Federated Search of Text Search Engines
Mr. Luo Si
Abstract My dissertation research addresses the three main research problems within federated search: resource representation, resource selection and results merging. New algorithms have been proposed for estimating information source sizes, estimating distributions of relevant documents across information sources for resource selection, and merging document rankings returned by selected sources. Furthermore, a unified utility maximization framework is proposed to combine the range of solutions together to construct effective systems for different federated search applications. Empirical studies in a wide range of research environments and a real world prototype system under different operating conditions have demonstrated the effectiveness of the research. This new research, supported by a more theoretical foundation, better empirical results, and more realistic simulation of real world applications, substantially improves the state-of-the-art of federated search.

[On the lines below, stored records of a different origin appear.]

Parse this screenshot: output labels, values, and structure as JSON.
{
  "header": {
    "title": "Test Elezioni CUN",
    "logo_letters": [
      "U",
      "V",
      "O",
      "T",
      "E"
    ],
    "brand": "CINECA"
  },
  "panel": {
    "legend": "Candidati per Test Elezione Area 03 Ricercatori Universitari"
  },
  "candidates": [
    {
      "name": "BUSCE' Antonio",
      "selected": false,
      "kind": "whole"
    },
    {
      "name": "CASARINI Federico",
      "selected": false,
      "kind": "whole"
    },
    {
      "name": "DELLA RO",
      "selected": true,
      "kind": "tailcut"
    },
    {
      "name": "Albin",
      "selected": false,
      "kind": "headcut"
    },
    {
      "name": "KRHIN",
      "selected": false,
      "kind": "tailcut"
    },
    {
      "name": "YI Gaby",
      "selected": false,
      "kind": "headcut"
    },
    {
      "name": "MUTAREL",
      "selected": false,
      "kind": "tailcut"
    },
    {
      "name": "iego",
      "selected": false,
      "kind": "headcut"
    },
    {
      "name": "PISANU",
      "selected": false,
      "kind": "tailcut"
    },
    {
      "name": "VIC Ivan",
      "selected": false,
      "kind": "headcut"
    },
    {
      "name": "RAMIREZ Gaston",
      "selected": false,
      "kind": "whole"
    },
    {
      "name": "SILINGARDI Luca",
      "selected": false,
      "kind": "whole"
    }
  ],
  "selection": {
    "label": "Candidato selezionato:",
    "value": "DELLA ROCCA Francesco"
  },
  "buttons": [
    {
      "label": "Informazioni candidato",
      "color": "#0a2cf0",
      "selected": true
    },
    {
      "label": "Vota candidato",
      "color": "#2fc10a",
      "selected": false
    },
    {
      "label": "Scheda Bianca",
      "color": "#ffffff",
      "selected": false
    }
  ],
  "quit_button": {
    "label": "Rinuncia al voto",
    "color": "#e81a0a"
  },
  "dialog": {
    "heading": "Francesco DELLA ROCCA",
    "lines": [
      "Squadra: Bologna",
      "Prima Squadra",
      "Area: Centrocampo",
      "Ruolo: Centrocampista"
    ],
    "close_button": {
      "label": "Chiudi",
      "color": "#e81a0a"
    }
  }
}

Short BioLuo Si is a Ph.D. candidate at the Language Technologies Institute, a department in Carnegie Mellon's School of Computer Science. He received his M.S. and B.S. degrees in Computer Science from Tsinghua University. His research spans a range of topics in information retrieval, machine learning, text mining, speech and multimedia processing, and data mining. His recent research focuses on federated search (distributed information retrieval), probabilistic models for collaborative filtering, and text/data mining for bioinformatics. He has published more than 35 conference, journal and workshop papers. |